# natural or pure gum rubber?



## crapshot (May 3, 2011)

shoot gum rubber but never ordered any sheets natural or pure or it doesnt matter ?


----------



## Flatband (Dec 18, 2009)

Hi Dan,
they call it Natural, Pure,Live, there all the same Bud. You have a guy right in Michigan that has great Gum Rubber. The name of the place is "Exotic plastic and rubber"-I think it's in Farmington? Anyway, the guy to speak to is Peter Tangorra. Need any other tips,give me a ring. Flatband


----------



## Whiteleather (Feb 4, 2012)

Saw a review/comparison of Natural Latex versus TBG on YouTube. Test done by Torsten can be seen here: http://slingshotforum.com/topic/12571-thera-band-gold-vs-natural-latex-speed-tests/

The result seems to say that Natural give 2-3% increase in velocity over TBG with the same length of band and weight of projectile.

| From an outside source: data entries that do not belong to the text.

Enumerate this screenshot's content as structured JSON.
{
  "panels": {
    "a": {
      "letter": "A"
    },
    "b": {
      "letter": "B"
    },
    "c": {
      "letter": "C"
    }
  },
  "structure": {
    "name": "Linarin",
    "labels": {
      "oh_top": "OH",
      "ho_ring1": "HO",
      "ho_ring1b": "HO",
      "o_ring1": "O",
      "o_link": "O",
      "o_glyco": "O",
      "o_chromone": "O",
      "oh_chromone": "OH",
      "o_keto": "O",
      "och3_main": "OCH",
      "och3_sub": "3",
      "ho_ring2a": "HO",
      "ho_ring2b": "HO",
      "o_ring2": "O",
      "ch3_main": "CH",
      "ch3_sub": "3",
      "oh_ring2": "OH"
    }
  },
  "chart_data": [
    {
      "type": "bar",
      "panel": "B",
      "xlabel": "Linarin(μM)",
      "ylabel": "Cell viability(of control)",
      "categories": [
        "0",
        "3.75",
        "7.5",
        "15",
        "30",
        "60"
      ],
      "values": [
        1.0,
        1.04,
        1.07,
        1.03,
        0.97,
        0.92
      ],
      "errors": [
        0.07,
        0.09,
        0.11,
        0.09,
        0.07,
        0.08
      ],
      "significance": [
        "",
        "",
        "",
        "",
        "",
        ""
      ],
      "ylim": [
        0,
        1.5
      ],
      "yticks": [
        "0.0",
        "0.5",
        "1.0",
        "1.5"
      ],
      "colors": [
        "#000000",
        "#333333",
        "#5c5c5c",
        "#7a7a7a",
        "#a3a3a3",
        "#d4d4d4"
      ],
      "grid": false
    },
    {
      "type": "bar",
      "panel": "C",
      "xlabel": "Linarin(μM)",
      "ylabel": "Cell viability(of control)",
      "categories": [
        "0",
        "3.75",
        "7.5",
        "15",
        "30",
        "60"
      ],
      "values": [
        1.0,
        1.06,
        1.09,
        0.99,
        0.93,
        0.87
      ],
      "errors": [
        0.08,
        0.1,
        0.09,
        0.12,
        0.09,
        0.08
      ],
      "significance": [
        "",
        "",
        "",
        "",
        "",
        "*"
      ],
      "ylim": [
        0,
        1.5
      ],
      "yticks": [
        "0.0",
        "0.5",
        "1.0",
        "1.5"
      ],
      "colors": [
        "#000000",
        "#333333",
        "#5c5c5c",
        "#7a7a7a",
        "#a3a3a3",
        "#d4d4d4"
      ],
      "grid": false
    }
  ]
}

Not enough, in my book, to make it worth the effort of tracking down natural latex over the easily found and widely available TBG.

Find something that shoots 25% faster than TBG with all other factors equal (price, availability, longevity, energy of projectile, etc) and I may give it a look. Otherwise I am not really concerned.

I mean, the neighbor's wife may be a better lover than yours by 2-3%, but it isn't worth the risk unless she can bring it by 25% more...right? Just sayin.

K in NY


----------